The pituitary/hypophysis is a tiny gland under the hypothalamus at the base of the skull. Blood supply passes through the hypothalamus carries secretions from the hypothalamus to the pituitary, controlling many pituitary secretions. Secretory cell types in the ant. pituitary are typically specialized to the substance they secrete (FSH and LH are both secreted by the same cell type). The pituitary is divided into two parts...

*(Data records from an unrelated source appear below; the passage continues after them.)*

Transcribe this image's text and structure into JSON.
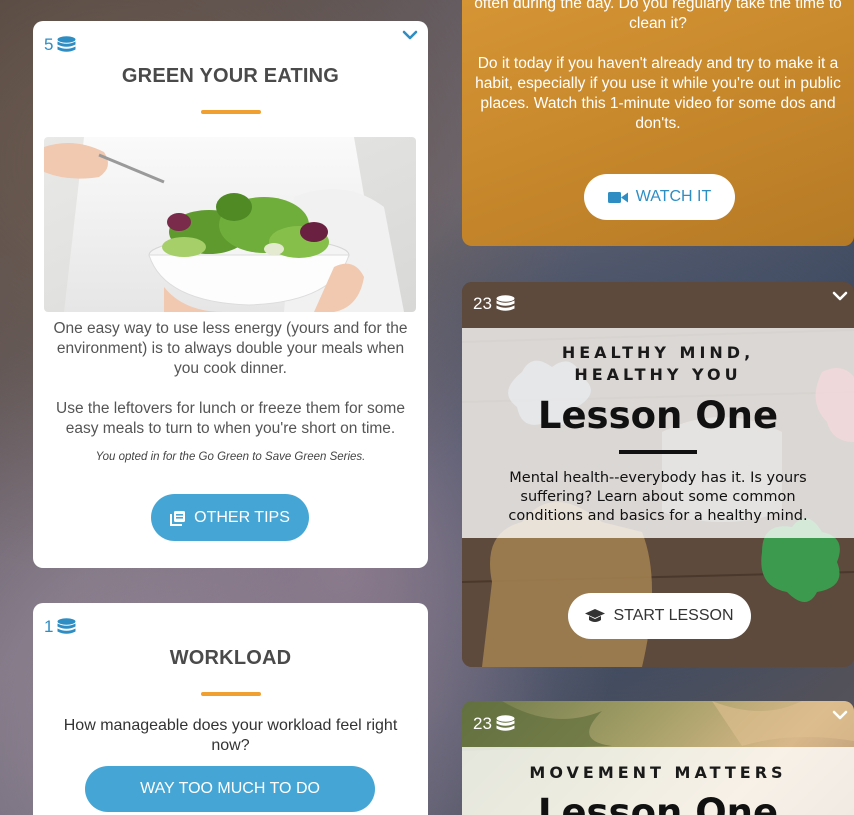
{
  "green_card": {
    "points": "5",
    "title": "GREEN YOUR EATING",
    "paragraph1": "One easy way to use less energy (yours and for the environment) is to always double your meals when you cook dinner.",
    "paragraph2": "Use the leftovers for lunch or freeze them for some easy meals to turn to when you're short on time.",
    "optin_note": "You opted in for the Go Green to Save Green Series.",
    "button_label": "OTHER TIPS"
  },
  "workload_card": {
    "points": "1",
    "title": "WORKLOAD",
    "question": "How manageable does your workload feel right now?",
    "option1_label": "WAY TOO MUCH TO DO"
  },
  "video_card": {
    "text_top": "often during the day. Do you regularly take the time to clean it?",
    "paragraph": "Do it today if you haven't already and try to make it a habit, especially if you use it while you're out in public places. Watch this 1-minute video for some dos and don'ts.",
    "button_label": "WATCH IT"
  },
  "mind_card": {
    "points": "23",
    "series_line1": "HEALTHY MIND,",
    "series_line2": "HEALTHY YOU",
    "lesson_title": "Lesson One",
    "description": "Mental health--everybody has it. Is yours suffering? Learn about some common conditions and basics for a healthy mind.",
    "button_label": "START LESSON"
  },
  "movement_card": {
    "points": "23",
    "series": "MOVEMENT MATTERS",
    "lesson_title": "Lesson One"
  },
  "colors": {
    "accent_blue": "#45a6d5",
    "accent_orange": "#f0a030",
    "video_card_bg": "#c98a2e"
  },
  "icons": {
    "points": "coin-stack-icon",
    "collapse": "chevron-down-icon",
    "video": "video-camera-icon",
    "tips": "copy-icon",
    "lesson": "graduation-cap-icon"
  }
}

  • Anterior (adenohypophysis): hormones control metabolic functions, and except in the case of growth hormone, stimulate specific target glands.
    • Growthsomatotropic hormone (somatropin) enhances protein formation, cell multiplication and differentiation to promote growth in all body cells.
    • Adrenocorticotropin controls secretion of some adrenocortical hormones affecting glucose, protein and fat metabolism.
    • Thyroid-stimulating hormone (TSH) controls thyroxine secretion by the thyroid, which controls chemical reaction rates in most cells in the body.
    • Prolactin promotes mammary gland development and milk production.
    • Follicle-stimulating hormone (FSH) and Luteinizing hormone (LH) control growth of gonads and their hormonal and reproductive activities.
  • Posterior (neurohypophysis): secretes antidiuretic hormone to control water excretion into urine to control water concentration in body fluids -- controlled by osmotic (fluid) pressures and blood volume; oxytocin contracts breast alveoli to help deliver milk from glands to nipples during suckline and contracts uterus aiding baby delivery at end of gestation.

Growth Hormone

Promotes growth in tissues capable of growing through size and mitosis. Also increases protein synthesis rates, increases fatty acid mobilization and utilization, decreases use of glucose. Glucose storage is also promoted until cells reach saturation, after which blood glucose can rise if GH levels are extremely high. GH probably stimulates somatomedin production in liver, which illicites changes, therefore, only minute amounts of GH are needed. GH secretion varies based on nutritional or stress status (starvation, trauma, excitement, hypoglycemia, exercise). Cell protein levels primary primary control factor of GH secretion, blood glucose can also effect.

Protein deposition most likely result of: enhanced aa transport through cell membranes, increasing aa concentration in cells; enhanced protein synthesis by ribosomes; stimulate transcription resulting in increased mRNA formation; decrease in intracellular protein breakdown (catabolism) and utilization of protein and aa's for energy, likely due to ffa mobilization.

GH abnormalities: dwarfism -- secretion deficiency during childhood, development decreased; giantism -- cell tumors in the gland produce excessive amounts of gh, resulting in rapid growth, can be fatal if tumor destroys gland; acromegaly -- post-adolescent tumor results in growth of soft tissues and in bone thickness (not length, since epiphyses are closed), typical signs include forward slant of forehead, development of supraorbital ridges, increased nose size, large feet, protruding jaw, hunched back, greatly enlarged soft tissue organs (tongue, liver, kidneys).